We can also define multiple criteria,

In [33]:
custom_criteria = {
    "numeric": "Does the output contain numeric information?",
    "mathematical": "Does the output contain mathematical information?",
    "grammatical": "Is the output grammatically correct?",
    "logical": "Is the output logical?",
}

In [34]:
eval_chain = load_evaluator(
    EvaluatorType.CRITERIA,
    criteria=custom_criteria,
)

In [35]:
eval_result = eval_chain.evaluate_strings(
  prediction="8",
  input="5+5?",
)
print(eval_result)

{'reasoning': 'Let\'s assess the submission based on the given criteria:\n\n1. Numeric: The output does contain numeric information. The answer provided is a number, "8". So, it meets this criterion.\n\n2. Mathematical: The output does contain mathematical information. The answer provided is a result of a mathematical operation, even though it\'s incorrect. So, it meets this criterion.\n\n3. Grammatical: The output is grammatically correct. It\'s a single number without any additional words or symbols that could make it grammatically incorrect. So, it meets this criterion.\n\n4. Logical: The output is not logical. The sum of 5 and 5 is 10, not 8. So, it does not meet this criterion.\n\nThe submission meets the first three criteria but fails to meet the last one.\n\nN', 'value': 'N', 'score': 0}


The result was judged based on multiple criterias. as shown in the output. 

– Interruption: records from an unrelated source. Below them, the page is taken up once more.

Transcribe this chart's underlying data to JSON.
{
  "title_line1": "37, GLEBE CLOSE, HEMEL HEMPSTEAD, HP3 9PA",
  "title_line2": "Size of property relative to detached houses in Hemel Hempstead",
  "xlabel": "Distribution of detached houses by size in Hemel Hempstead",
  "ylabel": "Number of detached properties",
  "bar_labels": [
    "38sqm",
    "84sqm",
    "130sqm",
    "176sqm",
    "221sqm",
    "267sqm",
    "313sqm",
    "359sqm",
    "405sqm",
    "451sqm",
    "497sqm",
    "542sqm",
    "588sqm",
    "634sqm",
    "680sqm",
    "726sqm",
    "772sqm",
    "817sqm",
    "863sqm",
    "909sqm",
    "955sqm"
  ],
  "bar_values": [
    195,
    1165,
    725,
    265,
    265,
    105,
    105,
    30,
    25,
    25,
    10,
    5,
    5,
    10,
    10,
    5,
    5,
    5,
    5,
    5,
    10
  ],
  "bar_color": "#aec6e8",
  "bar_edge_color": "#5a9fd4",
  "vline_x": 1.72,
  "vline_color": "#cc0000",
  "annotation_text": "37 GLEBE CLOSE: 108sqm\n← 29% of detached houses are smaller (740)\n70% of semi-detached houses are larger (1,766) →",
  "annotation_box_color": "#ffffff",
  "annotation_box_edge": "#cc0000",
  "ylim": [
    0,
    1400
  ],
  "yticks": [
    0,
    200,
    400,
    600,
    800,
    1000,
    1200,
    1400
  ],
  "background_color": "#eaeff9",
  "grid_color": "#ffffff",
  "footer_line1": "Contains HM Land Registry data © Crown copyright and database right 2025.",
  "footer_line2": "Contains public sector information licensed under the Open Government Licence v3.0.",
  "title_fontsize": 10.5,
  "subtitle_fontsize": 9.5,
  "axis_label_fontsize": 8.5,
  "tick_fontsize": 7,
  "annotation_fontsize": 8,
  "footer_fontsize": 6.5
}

Now lets evaluate the correctness criteria, where we should supply the reference text.

In [40]:
eval_chain = load_evaluator(
    "labeled_criteria",
    criteria='correctness',
)

In [41]:
eval_result = eval_chain.evaluate_strings(
    prediction = "Moon is not the satellite of the earth",
    reference= "Moon is the satellite of the earth",
    input = "Name the satellite of the earth?"
)


In [42]:
print(eval_result)

{'reasoning': 'The criterion for this task is the correctness of the submission. The submission should be correct, accurate, and factual.\n\nThe input asks for the name of the satellite of the earth. The reference answer to this input is "Moon is the satellite of the earth", which is a correct and factual statement.\n\nThe submitted answer is "Moon is not the satellite of the earth". This statement is incorrect and not factual. The moon is indeed the satellite of the earth.\n\nTherefore, the submission does not meet the criterion of correctness.\n\nN', 'value': 'N', 'score': 0}


In above examples, we saw how can we use pre-implemented criterias or custom criteria in order to evaluate a model output.